Os papéis de mãe e filha foram brilhantemente interpretados por Regina Duarte e Glória Pires respectivamente. Os embates entre as duas eram constantes e garantiam a audiência massiva naquele horário, fazendo a temperatura ferver na Rede Globo. O antagonismo entre mãe honesta e filha sem caráter, permitiu boas discussões - dentro e fora da telinha - sobre ética e honestidade, durante o período em que a novela foi ao ar, de 16 de maio de 1988 a 6 de janeiro de 1989.

“Como pode uma filha fazer tanto mal à própria mãe?”, espantavam-se diariamente os telespectadores a cada nova maldade de Maria de Fátima, que numa das cenas gritava para Raquel: “...porque você sempre se cercou de gente pobre. Por isso que eu sei que do teu lado eu não vou chegar a lugar algum”, e ainda: “Se você soubesse de alguma coisa (sobre a vida), não teria chegado na tua idade só com a rua para andar”, e pedia, implorava para que ela não atrapalhasse os seus planos e nem a procurasse mais. Somente no capítulo 80, Raquel ia à forra, rasgando o vestido de casamento da filha, a esbofeteando e a chamando de “monstro”, gritando, em prantos, que a odiava, que sentia nojo dela.

Certamente uma das várias cenas marcantes de Vale Tudo, uma novela onde houve o casamento perfeito entre Texto - Direção - Atuação.



Muitos capítulos depois, o Natal estava chegando e ao invés de se querer saber dos amigos e parentes o que eles queriam ganhar de presente, em todo o país, só se queria saber de uma coisa: “Quem matou Odete Roitman?”, outro fio condutor da trama. Odete Roitman era uma vilã como jamais a televisão brasileira havia conhecido e que desprezava o Brasil acima de tudo. Ela era arrogante ao extremo e dizia que o nosso país era “uma mistura de raças que não deu certo”, e que “o Brasil é bonito sim, por cartão-postal”.

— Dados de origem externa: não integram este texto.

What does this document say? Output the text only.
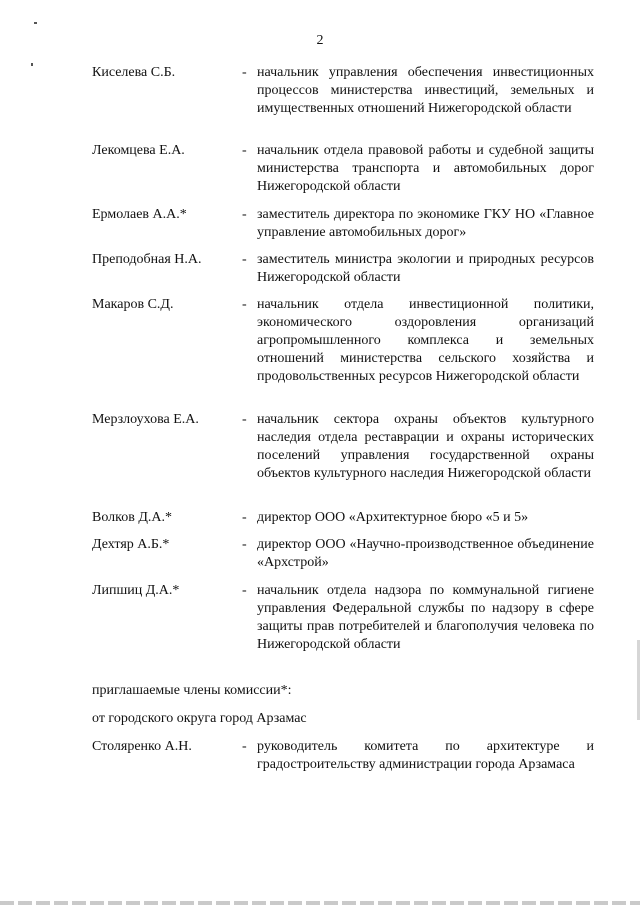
2
Киселева С.Б.	- начальник управления обеспечения инвестиционных процессов министерства инвестиций, земельных и имущественных отношений Нижегородской области
Лекомцева Е.А.	- начальник отдела правовой работы и судебной защиты министерства транспорта и автомобильных дорог Нижегородской области
Ермолаев А.А.*	- заместитель директора по экономике ГКУ НО «Главное управление автомобильных дорог»
Преподобная Н.А.	- заместитель министра экологии и природных ресурсов Нижегородской области
Макаров С.Д.	- начальник отдела инвестиционной политики, экономического оздоровления организаций агропромышленного комплекса и земельных отношений министерства сельского хозяйства и продовольственных ресурсов Нижегородской области
Мерзлоухова Е.А.	- начальник сектора охраны объектов культурного наследия отдела реставрации и охраны исторических поселений управления государственной охраны объектов культурного наследия Нижегородской области
Волков Д.А.*	- директор ООО «Архитектурное бюро «5 и 5»
Дехтяр А.Б.*	- директор ООО «Научно-производственное объединение «Архстрой»
Липшиц Д.А.*	- начальник отдела надзора по коммунальной гигиене управления Федеральной службы по надзору в сфере защиты прав потребителей и благополучия человека по Нижегородской области
приглашаемые члены комиссии*:
от городского округа город Арзамас
Столяренко А.Н.	- руководитель комитета по архитектуре и градостроительству администрации города Арзамаса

Beatriz Segall interpretou tão bem o papel da megera que ganha o título de Vilã-mor da História da Teledramaturgia. Como ela, que eu me lembre, apenas Bia Falcão, que viria a surgir anos depois pelas mãos de Silvio de Abreu, em Belíssima.

Também marcante é a cena de seu famoso assassinato, cometido por engano por Leila, esposa de Marco Aurélio. Este, um exímio representante da classe corrupta do país, que no final, fugiu ao lado da esposa assassina - que acreditava estar atirando em Maria de Fátima, nesse ponto da trama, amante de seu marido. Com os braços, ele mandava uma banana para todos de dentro de seu jatinho. Era a resposta do autor Gilberto Braga à corrupção da época, quando certamente muitos outros desonestos repetiam o mesmo gesto diariamente por trás das câmeras. E Fátima ainda termina a novela casada com um príncipe gay, que na verdade era amante de César!